第10話 窮困(決して求婚ではない。あってほしくない)Part2


 キールは貴族の長男として生まれ、両親の期待に尽く応える才能を持ち努力を重ねてきた。そのせいでなんというか世間ズレしてるというか、杓子定規というか、いいやつだし友達としては最高なんだけど、恋愛対象としては…って、俺本当に女っぽいこと言ってるな。

「ああトマコ、知っているかい?

ついに今日グラデュエル公式戦第一回の組み合わせが発表される。

長かった級友生活は終わりを告げ、僕らはライバルになる。

心優しい君のことだ、少し思いつめていたんじゃないかい?」

「あーうん、思いつめていたのは本当だけど、ちょっと違うかも」

この2年で俺は女っぽい喋りに抵抗がなくなった。

「では君はグラデュエルで仲間たちと死闘を繰り広げるよりもっと大きな悩みがあるというのか!?

よければ教えてくれないか。せめて力になりたい」

ん。

すんでのところで思い留まる。うっかり「男にもどるため」と話してしまいそうになったが、俺が男というのはヒトエ先生しか知らない。それに…こんな情けないこと、戻らなくてもいいかもと思い始めてるなんて、人に話せねぇ。

「ごめん、ちょっと今は言えない・・・」

「いいんだ。
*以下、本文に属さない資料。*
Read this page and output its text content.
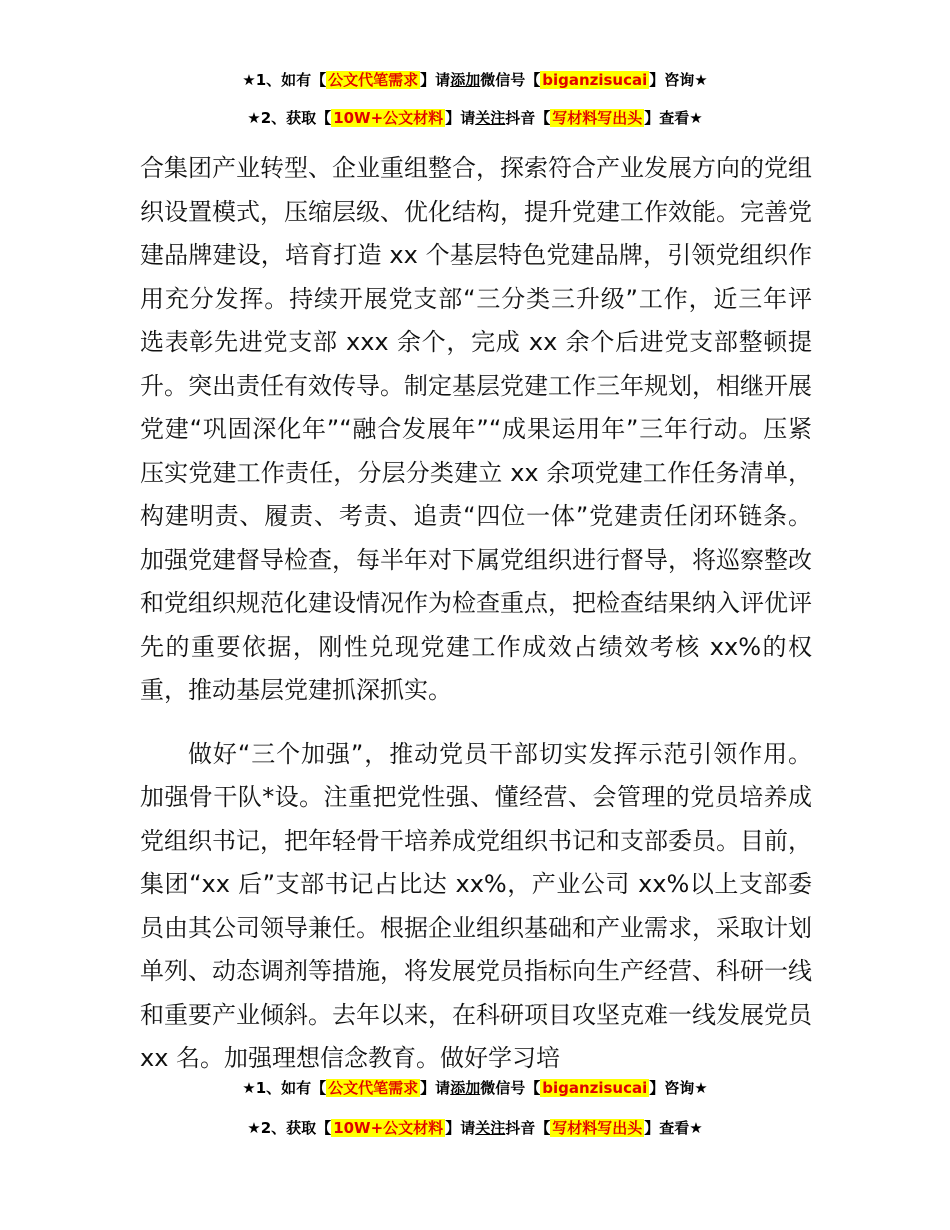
★1、如有【 公文代笔需求 】请添加微信号【 biganzisucai 】咨询★
★2、获取【 10W+公文材料 】请关注抖音【 写材料写出头 】查看★

合集团产业转型、企业重组整合，探索符合产业发展方向的党组织设置模式，压缩层级、优化结构，提升党建工作效能。完善党建品牌建设，培育打造 xx 个基层特色党建品牌，引领党组织作用充分发挥。持续开展党支部“三分类三升级”工作，近三年评选表彰先进党支部 xxx 余个，完成 xx 余个后进党支部整顿提升。突出责任有效传导。制定基层党建工作三年规划，相继开展党建“巩固深化年”“融合发展年”“成果运用年”三年行动。压紧压实党建工作责任，分层分类建立 xx 余项党建工作任务清单，构建明责、履责、考责、追责“四位一体”党建责任闭环链条。加强党建督导检查，每半年对下属党组织进行督导，将巡察整改和党组织规范化建设情况作为检查重点，把检查结果纳入评优评先的重要依据，刚性兑现党建工作成效占绩效考核 xx%的权重，推动基层党建抓深抓实。

做好“三个加强”，推动党员干部切实发挥示范引领作用。加强骨干队*设。注重把党性强、懂经营、会管理的党员培养成党组织书记，把年轻骨干培养成党组织书记和支部委员。目前，集团“xx 后”支部书记占比达 xx%，产业公司 xx%以上支部委员由其公司领导兼任。根据企业组织基础和产业需求，采取计划单列、动态调剂等措施，将发展党员指标向生产经营、科研一线和重要产业倾斜。去年以来，在科研项目攻坚克难一线发展党员 xx 名。加强理想信念教育。做好学习培

★1、如有【 公文代笔需求 】请添加微信号【 biganzisucai 】咨询★
★2、获取【 10W+公文材料 】请关注抖音【 写材料写出头 】查看★
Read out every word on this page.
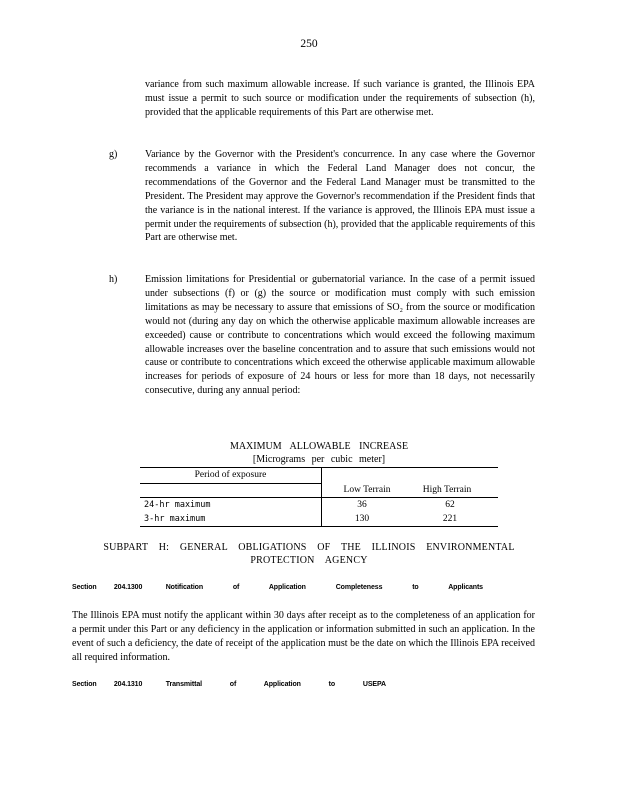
250
variance from such maximum allowable increase. If such variance is granted, the Illinois EPA must issue a permit to such source or modification under the requirements of subsection (h), provided that the applicable requirements of this Part are otherwise met.
g)	Variance by the Governor with the President's concurrence. In any case where the Governor recommends a variance in which the Federal Land Manager does not concur, the recommendations of the Governor and the Federal Land Manager must be transmitted to the President. The President may approve the Governor's recommendation if the President finds that the variance is in the national interest. If the variance is approved, the Illinois EPA must issue a permit under the requirements of subsection (h), provided that the applicable requirements of this Part are otherwise met.
h)	Emission limitations for Presidential or gubernatorial variance. In the case of a permit issued under subsections (f) or (g) the source or modification must comply with such emission limitations as may be necessary to assure that emissions of SO₂ from the source or modification would not (during any day on which the otherwise applicable maximum allowable increases are exceeded) cause or contribute to concentrations which would exceed the following maximum allowable increases over the baseline concentration and to assure that such emissions would not cause or contribute to concentrations which exceed the otherwise applicable maximum allowable increases for periods of exposure of 24 hours or less for more than 18 days, not necessarily consecutive, during any annual period:
MAXIMUM ALLOWABLE INCREASE
[Micrograms per cubic meter]
Period of exposure
Low Terrain	High Terrain
24-hr maximum	36	62
3-hr maximum	130	221
SUBPART H: GENERAL OBLIGATIONS OF THE ILLINOIS ENVIRONMENTAL
PROTECTION AGENCY
Section 204.1300	Notification of Application Completeness to Applicants
The Illinois EPA must notify the applicant within 30 days after receipt as to the completeness of an application for a permit under this Part or any deficiency in the application or information submitted in such an application. In the event of such a deficiency, the date of receipt of the application must be the date on which the Illinois EPA received all required information.
Section 204.1310	Transmittal of Application to USEPA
君がまた話したくなったら、いつでも声をかけてくれ」

 ニカっと、見ているこっちが照れるようなまぶしい笑顔を向ける。

 うう、善意が痛い。

 ピロピロピロピロピロピロピロピロ

 学生服であり、卒業要件であり、入校証であり、さらに携帯電話端末すら兼ね備えるアームズに着信が入る。

「第一回戦の相手が決まったようだ。これでもう僕たちはライバルだね」

「あ、ああ、うん」

 生返事をしながら知らせを開く。そこには・・・


「「お前/君が相手か」」


 俺 トマコVS キールの対戦が、決定した。